Having recently returned from our fifth annual National Strip-Tillage Conference in Iowa City, Iowa, I’m taking a deeper dive into the pages of notes I took during speaker sessions, roundtable discussions and hallway conversations.
One of the aspects of the event which impresses me every year is the willingness of attendees to be open resources for one another, regardless of experience, age or equipment preference.
As attendees began filtering in for the start of the event, a newcomer to the practice overheard a conversation between a couple of experienced strip-tillers who were chatting about nitrogen (N) application experiments.
He asked to join them, and candidly admitted, ‘You two know a lot more than me and I’d love to pick your brains.’ More than an hour later, the three farmers were still engaged in discussion, with several pages of visible notes in front of the new strip-tiller.
These scenarios can be the difference between a one-and-done attempt at strip-till to a long-term loyalist to the practice. Time and again at the conference, I heard experienced attendees preach patience as the pathway to building confidence in strip-till.
Sitting in on a roundtable where attendees shared lessons learned during their first year of strip-tilling, I came away with several observations, one being that there were at least 3 sets of fathers and sons sitting in on the conversation.
It was evident that the younger generation had convinced their elders to listen and learn from peers on how to make strip-till successful, along with cautionary tales on what mistakes to avoid.

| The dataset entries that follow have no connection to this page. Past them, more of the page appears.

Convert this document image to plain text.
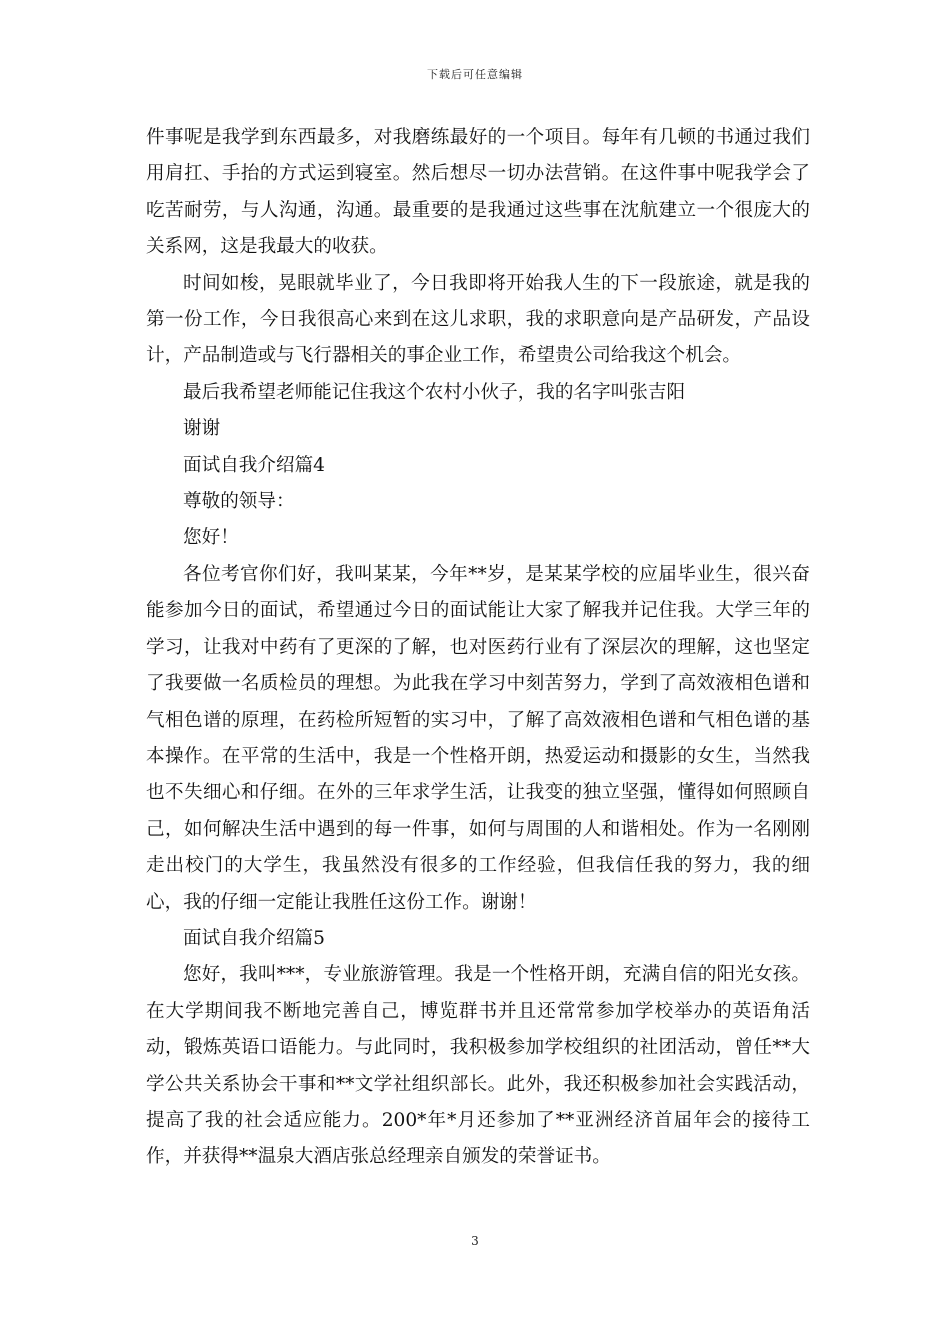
下载后可任意编辑

件事呢是我学到东西最多，对我磨练最好的一个项目。每年有几顿的书通过我们用肩扛、手抬的方式运到寝室。然后想尽一切办法营销。在这件事中呢我学会了吃苦耐劳，与人沟通，沟通。最重要的是我通过这些事在沈航建立一个很庞大的关系网，这是我最大的收获。

时间如梭，晃眼就毕业了，今日我即将开始我人生的下一段旅途，就是我的第一份工作，今日我很高心来到在这儿求职，我的求职意向是产品研发，产品设计，产品制造或与飞行器相关的事企业工作，希望贵公司给我这个机会。

最后我希望老师能记住我这个农村小伙子，我的名字叫张吉阳

谢谢

面试自我介绍篇4

尊敬的领导：

您好！

各位考官你们好，我叫某某，今年**岁，是某某学校的应届毕业生，很兴奋能参加今日的面试，希望通过今日的面试能让大家了解我并记住我。大学三年的学习，让我对中药有了更深的了解，也对医药行业有了深层次的理解，这也坚定了我要做一名质检员的理想。为此我在学习中刻苦努力，学到了高效液相色谱和气相色谱的原理，在药检所短暂的实习中，了解了高效液相色谱和气相色谱的基本操作。在平常的生活中，我是一个性格开朗，热爱运动和摄影的女生，当然我也不失细心和仔细。在外的三年求学生活，让我变的独立坚强，懂得如何照顾自己，如何解决生活中遇到的每一件事，如何与周围的人和谐相处。作为一名刚刚走出校门的大学生，我虽然没有很多的工作经验，但我信任我的努力，我的细心，我的仔细一定能让我胜任这份工作。谢谢！

面试自我介绍篇5

您好，我叫***，专业旅游管理。我是一个性格开朗，充满自信的阳光女孩。在大学期间我不断地完善自己，博览群书并且还常常参加学校举办的英语角活动，锻炼英语口语能力。与此同时，我积极参加学校组织的社团活动，曾任**大学公共关系协会干事和**文学社组织部长。此外，我还积极参加社会实践活动，提高了我的社会适应能力。200*年*月还参加了**亚洲经济首届年会的接待工作，并获得**温泉大酒店张总经理亲自颁发的荣誉证书。

3
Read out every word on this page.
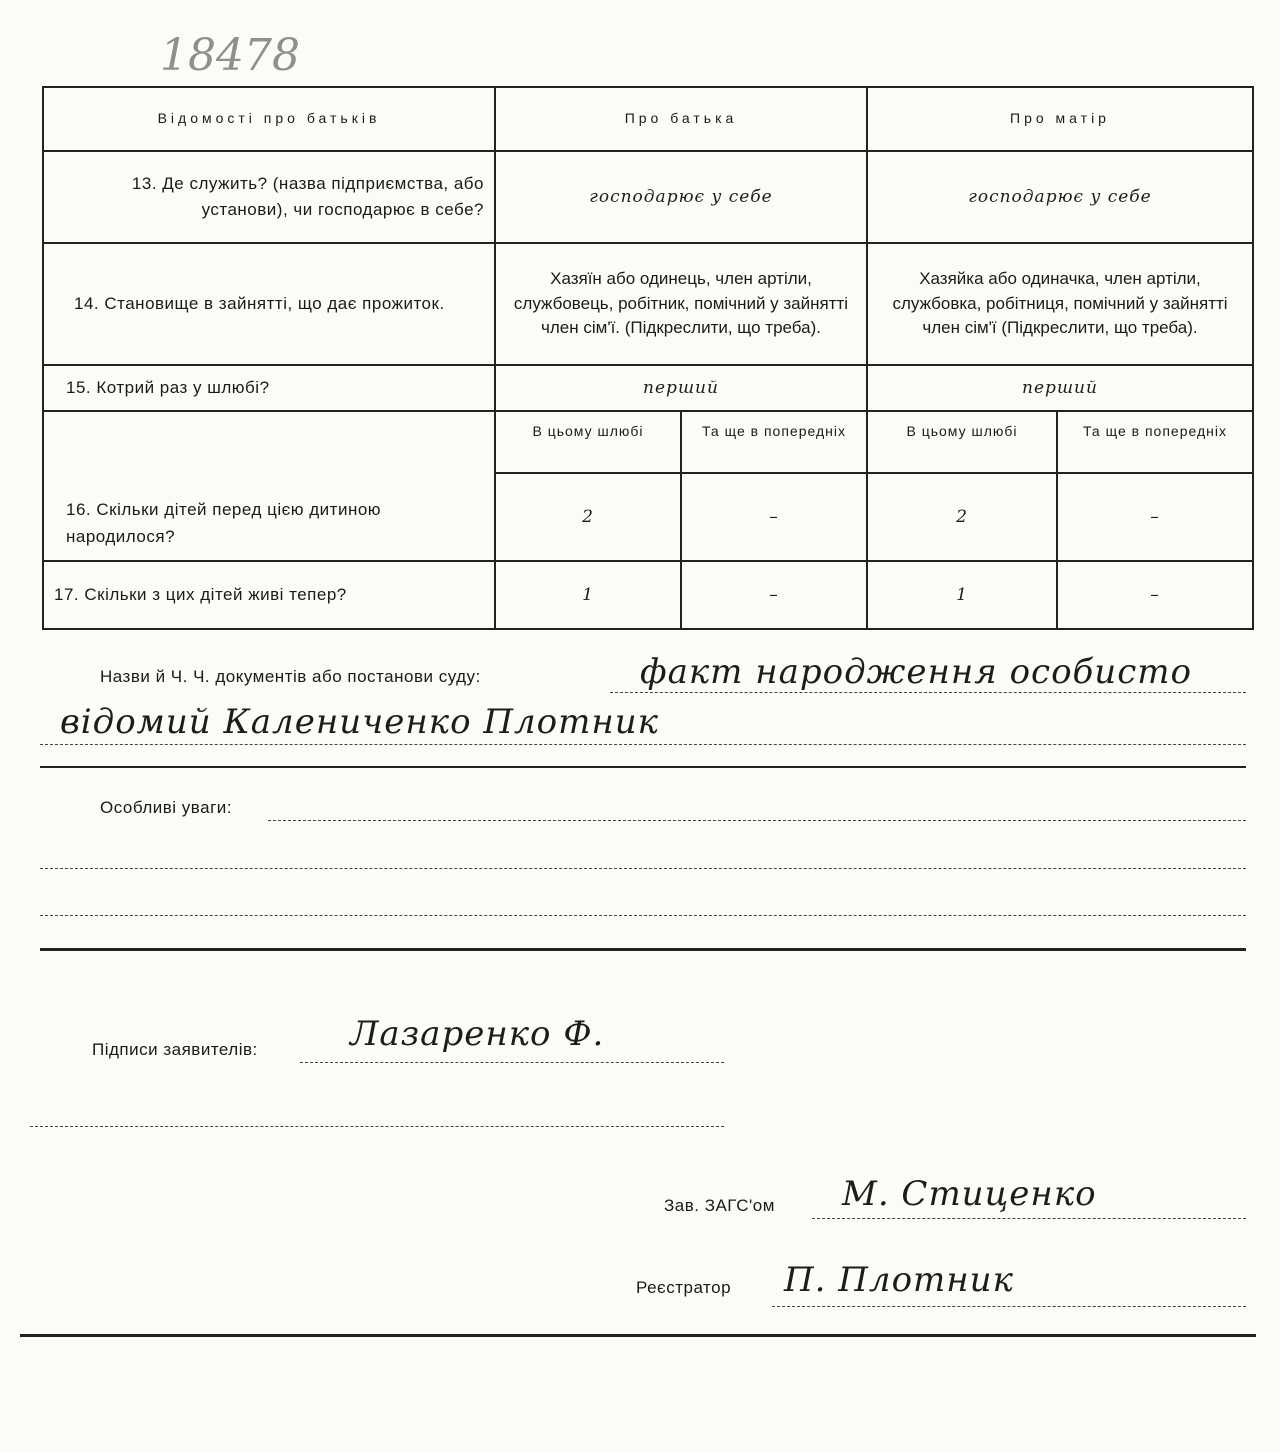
18478
Відомості про батьків	Про батька		Про матір	
13. Де служить? (назва підприємства, або установи), чи господарює в себе?	господарює у себе		господарює у себе	
14. Становище в зайнятті, що дає прожиток.	Хазяїн або одинець, член артіли, службовець, робітник, помічний у зайнятті член сім'ї. (Підкреслити, що треба).		Хазяйка або одиначка, член артіли, службовка, робітниця, помічний у зайнятті член сім'ї (Підкреслити, що треба).	
15. Котрий раз у шлюбі?	перший		перший	
16. Скільки дітей перед цією дитиною народилося?	В цьому шлюбі	Та ще в попередніх	В цьому шлюбі	Та ще в попередніх
	2	–	2	–
17. Скільки з цих дітей живі тепер?	1	–	1	–
Назви й Ч. Ч. документів або постанови суду:	факт народження особисто
відомий Калениченко Плотник
Особливі уваги:
Підписи заявителів:	Лазаренко Ф.
Зав. ЗАГС'ом М. Стиценко
Реєстратор П. Плотник
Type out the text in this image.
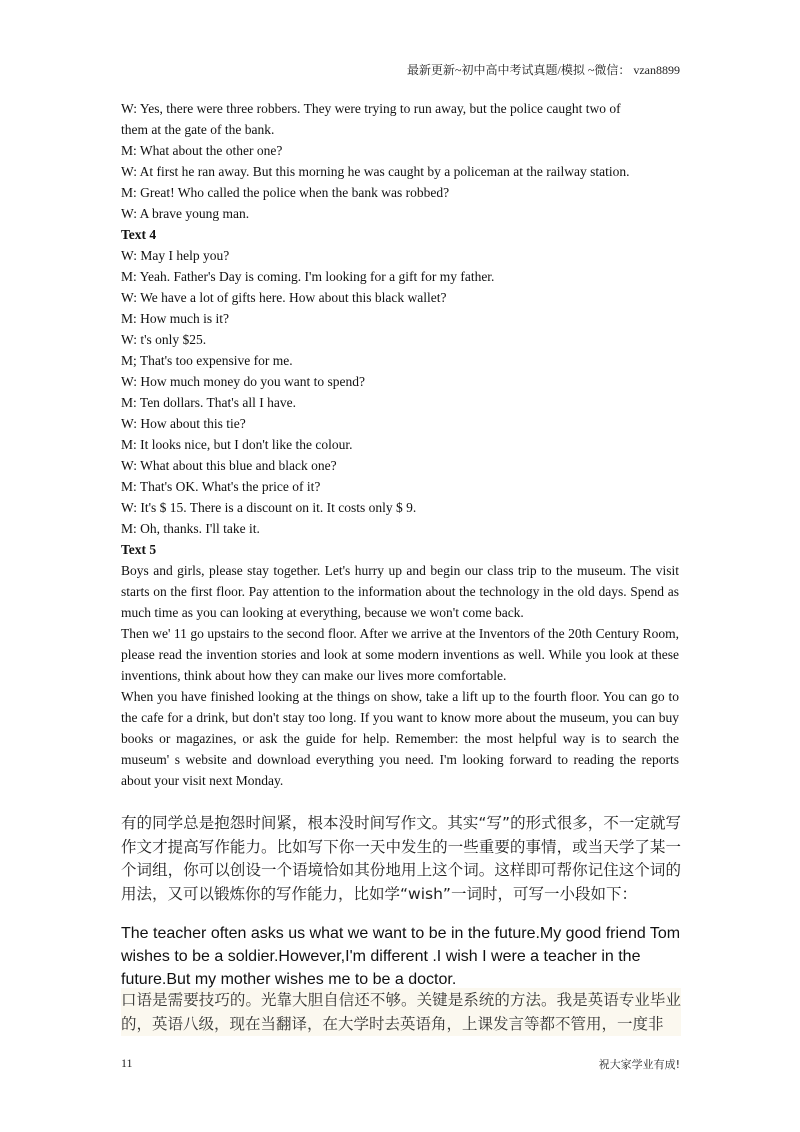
最新更新~初中高中考试真题/模拟 ~微信： vzan8899
W: Yes, there were three robbers. They were trying to run away, but the police caught two of
them at the gate of the bank.
M: What about the other one?
W: At first he ran away. But this morning he was caught by a policeman at the railway station.
M: Great! Who called the police when the bank was robbed?
W: A brave young man.
Text 4
W: May I help you?
M: Yeah. Father's Day is coming. I'm looking for a gift for my father.
W: We have a lot of gifts here. How about this black wallet?
M: How much is it?
W: t's only $25.
M; That's too expensive for me.
W: How much money do you want to spend?
M: Ten dollars. That's all I have.
W: How about this tie?
M: It looks nice, but I don't like the colour.
W: What about this blue and black one?
M: That's OK. What's the price of it?
W: It's $ 15. There is a discount on it. It costs only $ 9.
M: Oh, thanks. I'll take it.
Text 5
Boys and girls, please stay together. Let's hurry up and begin our class trip to the museum. The visit starts on the first floor. Pay attention to the information about the technology in the old days. Spend as much time as you can looking at everything, because we won't come back.
Then we' 11 go upstairs to the second floor. After we arrive at the Inventors of the 20th Century Room, please read the invention stories and look at some modern inventions as well. While you look at these inventions, think about how they can make our lives more comfortable.
When you have finished looking at the things on show, take a lift up to the fourth floor. You can go to the cafe for a drink, but don't stay too long. If you want to know more about the museum, you can buy books or magazines, or ask the guide for help. Remember: the most helpful way is to search the museum' s website and download everything you need. I'm looking forward to reading the reports about your visit next Monday.
有的同学总是抱怨时间紧，根本没时间写作文。其实“写”的形式很多，不一定就写作文才提高写作能力。比如写下你一天中发生的一些重要的事情，或当天学了某一个词组，你可以创设一个语境恰如其份地用上这个词。这样即可帮你记住这个词的用法，又可以锻炼你的写作能力，比如学“wish”一词时，可写一小段如下：
The teacher often asks us what we want to be in the future.My good friend Tom wishes to be a soldier.However,I'm different .I wish I were a teacher in the future.But my mother wishes me to be a doctor.
口语是需要技巧的。光靠大胆自信还不够。关键是系统的方法。我是英语专业毕业的，英语八级，现在当翻译，在大学时去英语角，上课发言等都不管用，一度非
11	祝大家学业有成!
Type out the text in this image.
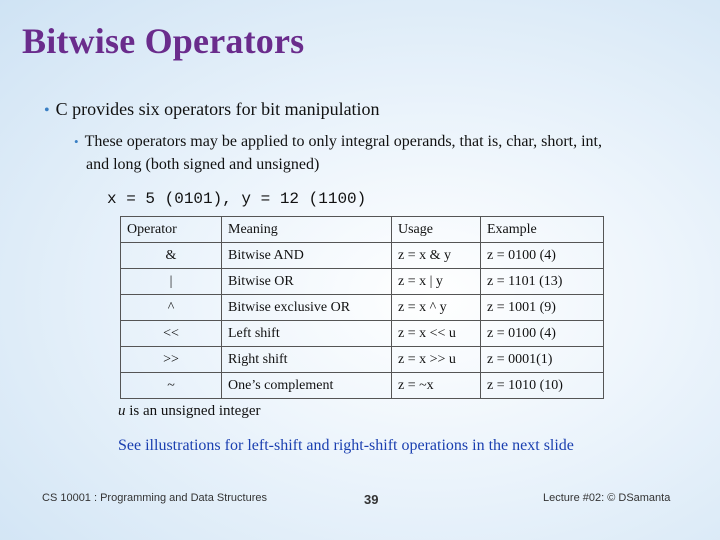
Bitwise Operators
• C provides six operators for bit manipulation
• These operators may be applied to only integral operands, that is, char, short, int,
and long (both signed and unsigned)
x = 5 (0101), y = 12 (1100)
Operator	Meaning	Usage	Example
&	Bitwise AND	z = x & y	z = 0100 (4)
|	Bitwise OR	z = x | y	z = 1101 (13)
^	Bitwise exclusive OR	z = x ^ y	z = 1001 (9)
<<	Left shift	z = x << u	z = 0100 (4)
>>	Right shift	z = x >> u	z = 0001(1)
~	One’s complement	z = ~x	z = 1010 (10)
u is an unsigned integer
See illustrations for left-shift and right-shift operations in the next slide
CS 10001 : Programming and Data Structures	39	Lecture #02: © DSamanta
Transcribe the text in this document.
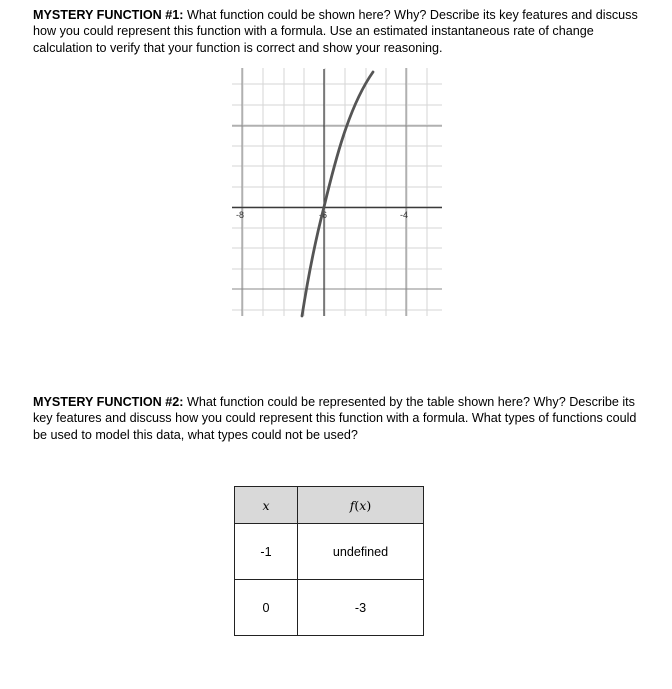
MYSTERY FUNCTION #1: What function could be shown here? Why? Describe its key features and discuss how you could represent this function with a formula. Use an estimated instantaneous rate of change calculation to verify that your function is correct and show your reasoning.
-8	-6	-4
MYSTERY FUNCTION #2: What function could be represented by the table shown here? Why? Describe its key features and discuss how you could represent this function with a formula. What types of functions could be used to model this data, what types could not be used?
x	f(x)
-1	undefined
0	-3
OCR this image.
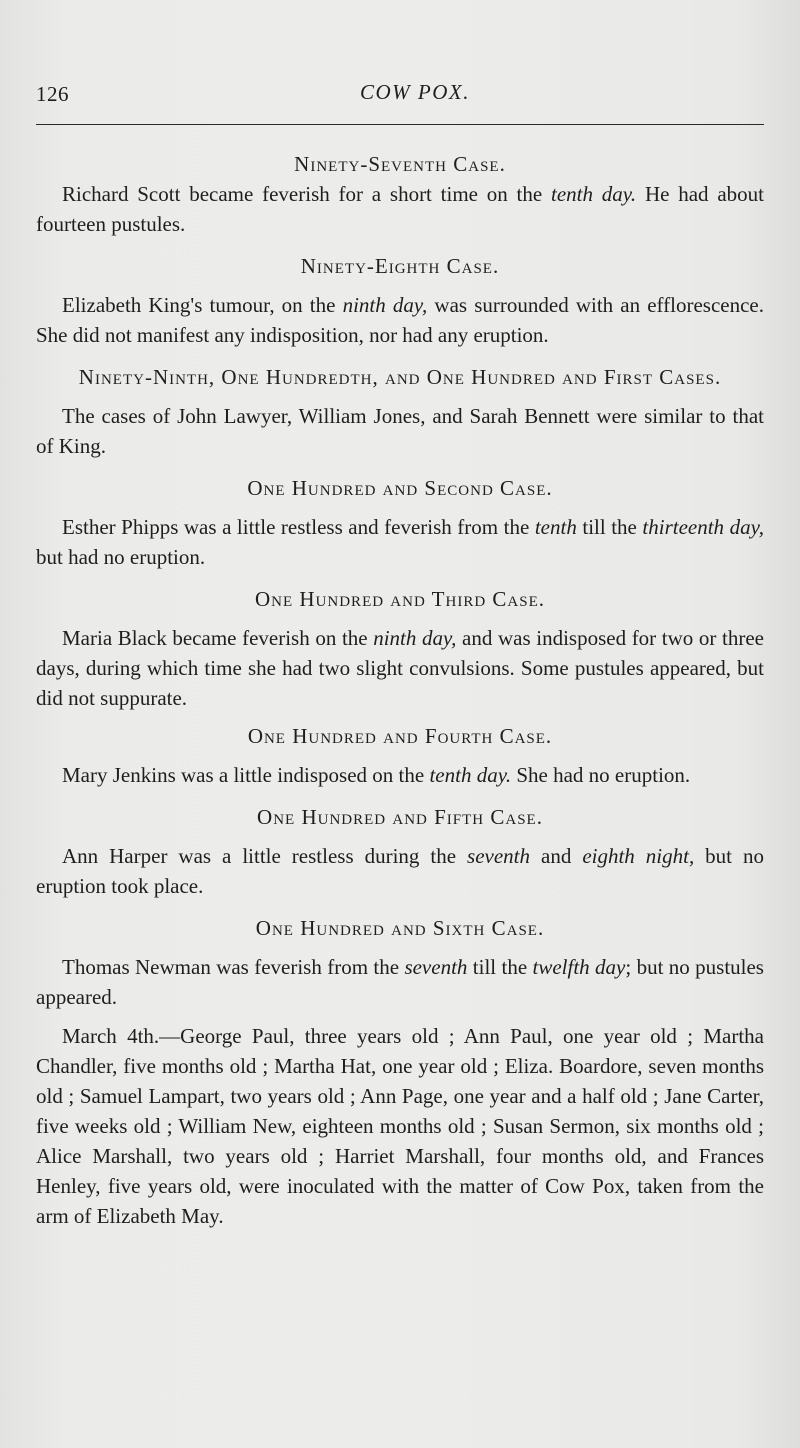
126	COW POX.

Ninety-Seventh Case.

Richard Scott became feverish for a short time on the tenth day. He had about fourteen pustules.

Ninety-Eighth Case.

Elizabeth King's tumour, on the ninth day, was surrounded with an efflorescence. She did not manifest any indisposition, nor had any eruption.

Ninety-Ninth, One Hundredth, and One Hundred and First Cases.

The cases of John Lawyer, William Jones, and Sarah Bennett were similar to that of King.

One Hundred and Second Case.

Esther Phipps was a little restless and feverish from the tenth till the thirteenth day, but had no eruption.

One Hundred and Third Case.

Maria Black became feverish on the ninth day, and was indisposed for two or three days, during which time she had two slight convulsions. Some pustules appeared, but did not suppurate.

One Hundred and Fourth Case.

Mary Jenkins was a little indisposed on the tenth day. She had no eruption.

One Hundred and Fifth Case.

Ann Harper was a little restless during the seventh and eighth night, but no eruption took place.

One Hundred and Sixth Case.

Thomas Newman was feverish from the seventh till the twelfth day; but no pustules appeared.

March 4th.—George Paul, three years old ; Ann Paul, one year old ; Martha Chandler, five months old ; Martha Hat, one year old ; Eliza. Boardore, seven months old ; Samuel Lampart, two years old ; Ann Page, one year and a half old ; Jane Carter, five weeks old ; William New, eighteen months old ; Susan Sermon, six months old ; Alice Marshall, two years old ; Harriet Marshall, four months old, and Frances Henley, five years old, were inoculated with the matter of Cow Pox, taken from the arm of Elizabeth May.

Many of the practical points about row unit setups and fertilizer placement made during the discussion were capped with comments like “you need to be open-minded enough not to be your neighbor,” or “don’t be afraid to be the first person in your area to start strip-tilling.”
The advice was far more than lip service, coming from first and second year strip-tillers who had already navigated those awkward conversations with other local farmers, loyal to conventional tillage practices.
Said one strip-tiller who acknowledged the initially isolating feeling of being the first strip-tiller in his area, “Before I tried strip-till, someone told me, ‘Talk to a neighbor to get some advice.’ I don’t have any neighbors doing it. This is why I came to this conference because you are my neighbors.”